Halfway there.. 35-35 @ halftime :lol:

Nvm won 66-50 lol


----------



## bball2223 (Jul 21, 2006)

Brian34Cook said:


> Halfway there.. 35-35 @ halftime :lol:
> 
> Nvm won 66-50 lol


You must have meant Kentucky. Boy oh Boy giving up 111 points at Rupp in your opener isn't exactly an ideal way to start the season.


----------



## TM (Jun 30, 2003)

^holy cow. woops


----------



## HB (May 1, 2004)

Crazy thing is Meeks and Stevenson had career games. You shouldn't loose when two players put up numbers like that. It doesn't get any better for them either, UNC next week babay!!!!


----------



## TM (Jun 30, 2003)

^isn't that game usually a few weeks later? btw, UNC will murder them, even if Hansbrough doesn't play.


----------



## BlueBaron (May 11, 2003)

Tuesday is D-Day for UK...


----------



## bball2223 (Jul 21, 2006)

It looks that way BB. UNC looked very good without Hansbrough today. Ed Davis and Zeller played great. Zeller had 17 points, and Davis had 10 points and 14 rebounds.
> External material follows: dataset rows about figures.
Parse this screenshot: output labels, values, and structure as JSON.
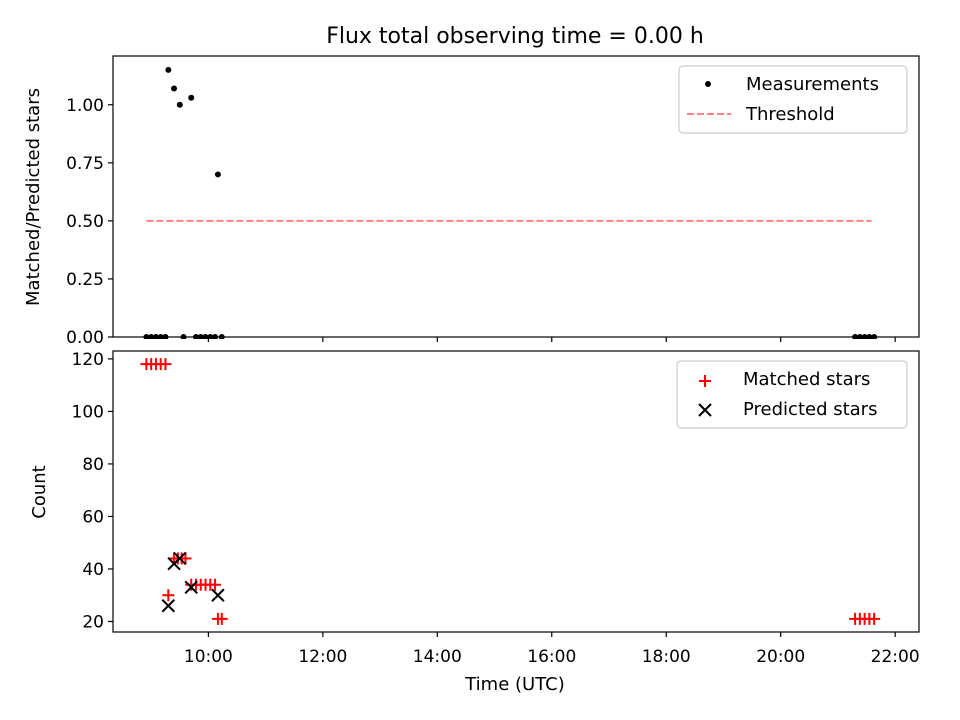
{
  "chart_data": [
    {
      "type": "scatter",
      "title": "Flux total observing time = 0.00 h",
      "ylabel": "Matched/Predicted stars",
      "xlabel": "",
      "xlim": [
        "08:20",
        "22:25"
      ],
      "ylim": [
        0,
        1.21
      ],
      "yticks": [
        "0.00",
        "0.25",
        "0.50",
        "0.75",
        "1.00"
      ],
      "grid": false,
      "legend": {
        "placement": "top-right",
        "entries": [
          "Measurements",
          "Threshold"
        ]
      },
      "series": [
        {
          "name": "Measurements",
          "style": "dot",
          "color": "#000000",
          "points": [
            [
              "08:55",
              0
            ],
            [
              "09:00",
              0
            ],
            [
              "09:05",
              0
            ],
            [
              "09:10",
              0
            ],
            [
              "09:15",
              0
            ],
            [
              "09:18",
              1.15
            ],
            [
              "09:24",
              1.07
            ],
            [
              "09:30",
              1.0
            ],
            [
              "09:34",
              0
            ],
            [
              "09:42",
              1.03
            ],
            [
              "09:47",
              0
            ],
            [
              "09:52",
              0
            ],
            [
              "09:57",
              0
            ],
            [
              "10:02",
              0
            ],
            [
              "10:07",
              0
            ],
            [
              "10:10",
              0.7
            ],
            [
              "10:14",
              0
            ],
            [
              "21:18",
              0
            ],
            [
              "21:23",
              0
            ],
            [
              "21:28",
              0
            ],
            [
              "21:33",
              0
            ],
            [
              "21:38",
              0
            ]
          ]
        },
        {
          "name": "Threshold",
          "style": "dashed-line",
          "color": "#ff8080",
          "points": [
            [
              "08:55",
              0.5
            ],
            [
              "21:35",
              0.5
            ]
          ]
        }
      ]
    },
    {
      "type": "scatter",
      "title": "",
      "ylabel": "Count",
      "xlabel": "Time (UTC)",
      "xlim": [
        "08:20",
        "22:25"
      ],
      "ylim": [
        16,
        123
      ],
      "yticks": [
        "20",
        "40",
        "60",
        "80",
        "100",
        "120"
      ],
      "xticks": [
        "10:00",
        "12:00",
        "14:00",
        "16:00",
        "18:00",
        "20:00",
        "22:00"
      ],
      "grid": false,
      "legend": {
        "placement": "top-right",
        "entries": [
          "Matched stars",
          "Predicted stars"
        ]
      },
      "series": [
        {
          "name": "Matched stars",
          "style": "plus",
          "color": "#ff0000",
          "points": [
            [
              "08:55",
              118
            ],
            [
              "09:00",
              118
            ],
            [
              "09:05",
              118
            ],
            [
              "09:10",
              118
            ],
            [
              "09:15",
              118
            ],
            [
              "09:18",
              30
            ],
            [
              "09:24",
              44
            ],
            [
              "09:28",
              44
            ],
            [
              "09:32",
              44
            ],
            [
              "09:36",
              44
            ],
            [
              "09:42",
              34
            ],
            [
              "09:47",
              34
            ],
            [
              "09:52",
              34
            ],
            [
              "09:57",
              34
            ],
            [
              "10:02",
              34
            ],
            [
              "10:07",
              34
            ],
            [
              "10:10",
              21
            ],
            [
              "10:14",
              21
            ],
            [
              "21:18",
              21
            ],
            [
              "21:23",
              21
            ],
            [
              "21:28",
              21
            ],
            [
              "21:33",
              21
            ],
            [
              "21:38",
              21
            ]
          ]
        },
        {
          "name": "Predicted stars",
          "style": "x",
          "color": "#000000",
          "points": [
            [
              "09:18",
              26
            ],
            [
              "09:24",
              42
            ],
            [
              "09:30",
              44
            ],
            [
              "09:42",
              33
            ],
            [
              "10:10",
              30
            ]
          ]
        }
      ]
    }
  ]
}
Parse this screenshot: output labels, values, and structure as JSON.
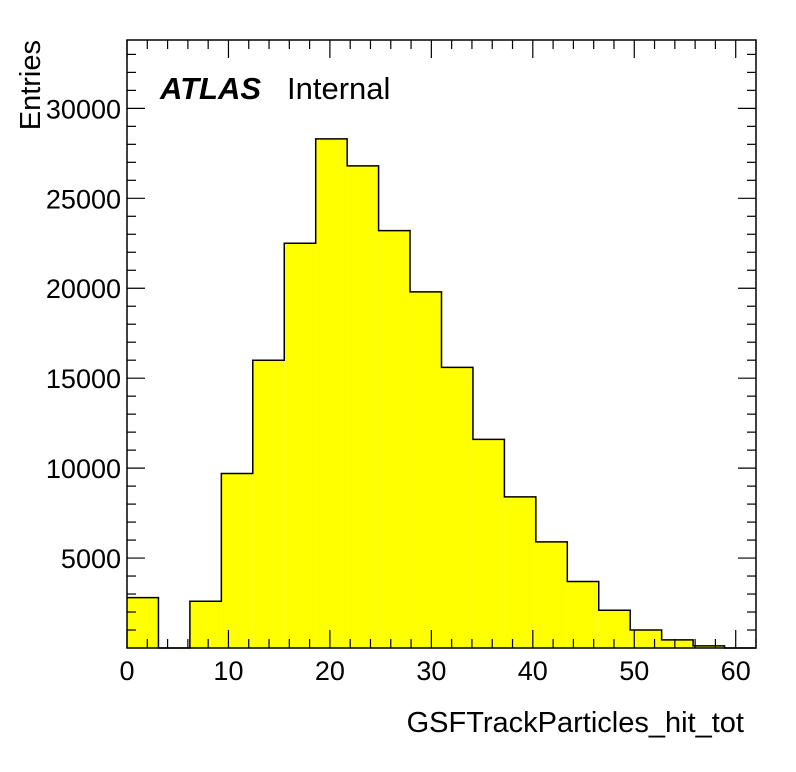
{
  "chart_data": {
    "type": "bar",
    "style": "histogram",
    "xlabel": "GSFTrackParticles_hit_tot",
    "ylabel": "Entries",
    "label_main": "ATLAS",
    "label_sub": "Internal",
    "xlim": [
      0,
      62
    ],
    "ylim": [
      0,
      33800
    ],
    "x_ticks": [
      0,
      10,
      20,
      30,
      40,
      50,
      60
    ],
    "y_ticks": [
      5000,
      10000,
      15000,
      20000,
      25000,
      30000
    ],
    "bin_edges": [
      0,
      3.1,
      6.2,
      9.3,
      12.4,
      15.5,
      18.6,
      21.7,
      24.8,
      27.9,
      31.0,
      34.1,
      37.2,
      40.3,
      43.4,
      46.5,
      49.6,
      52.7,
      55.8,
      58.9,
      62.0
    ],
    "values": [
      2800,
      0,
      2600,
      9700,
      16000,
      22500,
      28300,
      26800,
      23200,
      19800,
      15600,
      11600,
      8400,
      5900,
      3700,
      2100,
      1000,
      450,
      120,
      0
    ],
    "fill_color": "#ffff00",
    "line_color": "#000000"
  }
}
The talent assembling down in Chapel Hill is downright filthy.


----------



## TM (Jun 30, 2003)

still won't sweep duke

feel free to stick that in your signature too, chief


----------



## bball2223 (Jul 21, 2006)

TM said:


> still won't sweep duke
> 
> feel free to stick that in your signature too, chief


Nahh I'm content with proving you wrong once.


----------



## TM (Jun 30, 2003)

just not thiis one cause you know im right


----------



## bball2223 (Jul 21, 2006)

TM said:


> just not thiis one cause you know im right


----------